The Shea-Kim Duo is a husband and wife team from the Northwest from which both Brendan Shea and Yerin Kim expand out to a variety of festivals and travels both here in the US and internationally. They are often noted for their intense and brilliant concert performances of both new and standard repertoire in over a decade of performing together. Their new release, All Roads, is a sort of homage to the music making that resulted from the contact composers had in their travels to and through Vienna across time. Three larger-scale works are featured here with a delightful little American encore.


The album opens with Beethoven’s third sonata from Op. 12 (1798) written for Antonio Salieri. These early sonatas still have a more involved piano part almost making them feel at times like sonatas with obligato violin lines. In this third work from the set, the music has a greater sense of grandeur and the violin takes on slightly greater role, but much of the music’s center comes from the keyboard. Three structurally traditional movements make up the work with the central slow movement being among the highlights of the piece before a final delightful rondo. The duo navigates the slight twists and turns well here with evenly-matched interactive motives having a playful touch in the opening movement.

Up next is the Suite in the Old Style from Alfred Schnittke (1934-1998). The five-movement work is often performed in a chamber orchestra setting and is no less disarming here with its homage to older musical styles inspired by Baroque suites. A beautiful pastorale gets things off here in a performance that takes a bit more time to explore the lines of the music in a quite intimate performance. This makes the following faster “ballet” stand out a bit more before we move on to a little minuet and a fugue before a final andantino closes things up. The Duo takes a bit more time in the slower movements of this work which creates an occasional sublime quality to the music. The musical style may strike some as surprising with its careful reacquisition of musical gestures in slightly newer dress, but these latter ideas are quite restrained in this excellent little suite which is a highlight performance on this release.

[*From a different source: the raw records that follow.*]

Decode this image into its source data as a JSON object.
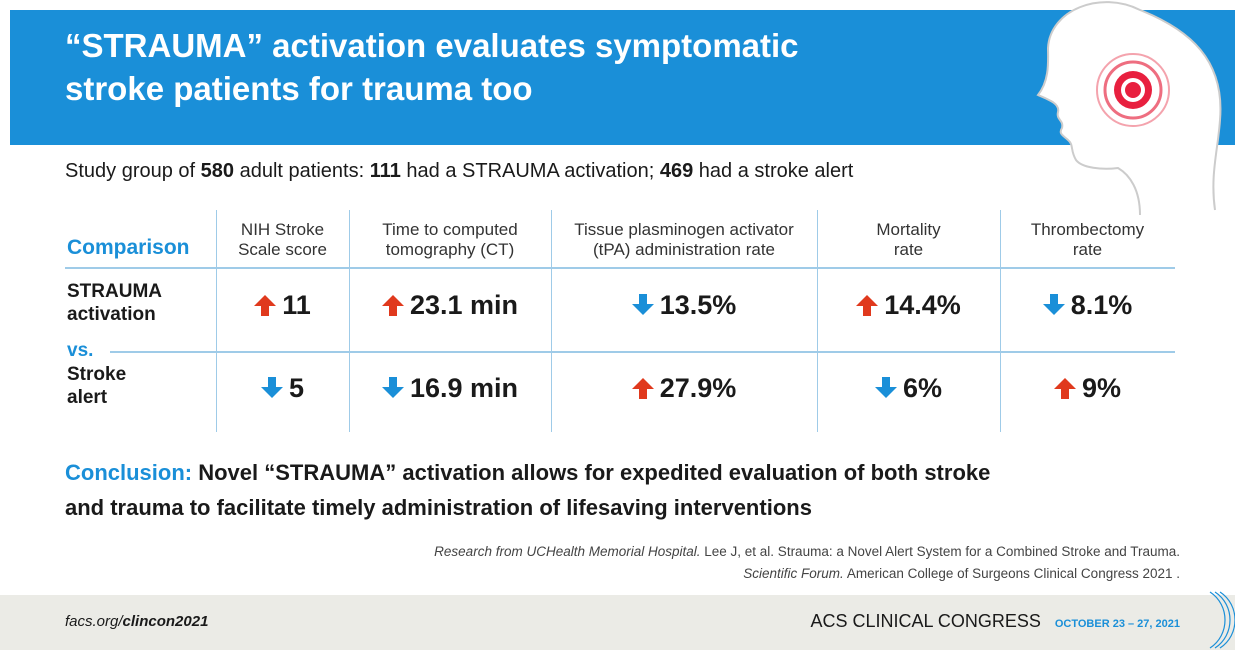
{
  "header": {
    "title_lines": [
      "“STRAUMA” activation evaluates symptomatic",
      "stroke patients for trauma too"
    ]
  },
  "subtitle": [
    {
      "text": "Study group of ",
      "bold": false
    },
    {
      "text": "580",
      "bold": true
    },
    {
      "text": " adult patients: ",
      "bold": false
    },
    {
      "text": "111",
      "bold": true
    },
    {
      "text": " had a STRAUMA activation; ",
      "bold": false
    },
    {
      "text": "469",
      "bold": true
    },
    {
      "text": " had a stroke alert",
      "bold": false
    }
  ],
  "table": {
    "corner": "Comparison",
    "columns": [
      [
        "NIH Stroke",
        "Scale score"
      ],
      [
        "Time to computed",
        "tomography (CT)"
      ],
      [
        "Tissue plasminogen activator",
        "(tPA) administration rate"
      ],
      [
        "Mortality",
        "rate"
      ],
      [
        "Thrombectomy",
        "rate"
      ]
    ],
    "separator": "vs.",
    "rows": [
      {
        "label": [
          "STRAUMA",
          "activation"
        ],
        "cells": [
          {
            "text": "11",
            "direction": "up"
          },
          {
            "text": "23.1 min",
            "direction": "up"
          },
          {
            "text": "13.5%",
            "direction": "down"
          },
          {
            "text": "14.4%",
            "direction": "up"
          },
          {
            "text": "8.1%",
            "direction": "down"
          }
        ]
      },
      {
        "label": [
          "Stroke",
          "alert"
        ],
        "cells": [
          {
            "text": "5",
            "direction": "down"
          },
          {
            "text": "16.9 min",
            "direction": "down"
          },
          {
            "text": "27.9%",
            "direction": "up"
          },
          {
            "text": "6%",
            "direction": "down"
          },
          {
            "text": "9%",
            "direction": "up"
          }
        ]
      }
    ]
  },
  "conclusion": {
    "label": "Conclusion:",
    "lines": [
      "Novel “STRAUMA” activation allows for expedited evaluation of both stroke",
      "and trauma to facilitate timely administration of lifesaving interventions"
    ]
  },
  "citation": [
    [
      {
        "text": "Research from UCHealth Memorial Hospital.",
        "italic": true
      },
      {
        "text": " Lee J, et al. Strauma: a Novel Alert System for a Combined Stroke and Trauma.",
        "italic": false
      }
    ],
    [
      {
        "text": "Scientific Forum.",
        "italic": true
      },
      {
        "text": " American College of Surgeons Clinical Congress 2021 .",
        "italic": false
      }
    ]
  ],
  "footer": {
    "url_plain": "facs.org/",
    "url_bold": "clincon2021",
    "brand": "ACS CLINICAL CONGRESS",
    "dates": "OCTOBER 23 – 27, 2021"
  }
}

Written in 1851, Schumann’s Sonata for Violin and Piano in a, Op. 105, exhibits some of the romantic explosiveness coupled with interesting harmonic colors. Schumann himself was not quite satisfied with the work and just wrote a second sonata instead of trying to address whatever he disliked about the first! Still, the three-movement work features some beautiful thematic ideas which are referenced across the work. It receives a fine impassioned reading here. Finally, Amy Beach’s beautiful little Romance, Op. 23, written for the Chicago World’s Fair in 1893, is a wonderful mark of her own romantic sensibilities and style.

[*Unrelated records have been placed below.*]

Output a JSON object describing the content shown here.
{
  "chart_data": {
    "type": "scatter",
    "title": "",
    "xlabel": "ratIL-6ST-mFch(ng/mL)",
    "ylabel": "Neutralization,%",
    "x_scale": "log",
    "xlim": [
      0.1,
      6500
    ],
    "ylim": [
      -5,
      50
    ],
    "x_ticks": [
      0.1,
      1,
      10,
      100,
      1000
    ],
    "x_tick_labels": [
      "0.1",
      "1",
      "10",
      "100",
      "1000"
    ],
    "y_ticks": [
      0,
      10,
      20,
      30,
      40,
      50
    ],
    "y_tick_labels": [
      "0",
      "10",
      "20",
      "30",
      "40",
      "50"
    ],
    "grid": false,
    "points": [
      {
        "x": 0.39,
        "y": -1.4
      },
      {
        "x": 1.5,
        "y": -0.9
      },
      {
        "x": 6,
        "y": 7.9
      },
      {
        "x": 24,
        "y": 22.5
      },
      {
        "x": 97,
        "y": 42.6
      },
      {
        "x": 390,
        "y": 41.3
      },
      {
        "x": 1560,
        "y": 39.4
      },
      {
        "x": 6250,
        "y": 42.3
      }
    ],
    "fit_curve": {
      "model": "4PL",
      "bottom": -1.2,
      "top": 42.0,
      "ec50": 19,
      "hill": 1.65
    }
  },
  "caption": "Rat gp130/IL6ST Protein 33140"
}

The Shea-Kim Duo’s program provides solid and engaging pieces that provide a little traversal of the violin and piano combination across a little over a century of music. They are captured in a slightly dry acoustic which works well here with the violin sometimes shifting within the sound picture just slightly from center. This lends the recording a more “live” feel as a result. All Roads is a fine program that allows an opportunity to explore unique repertoire.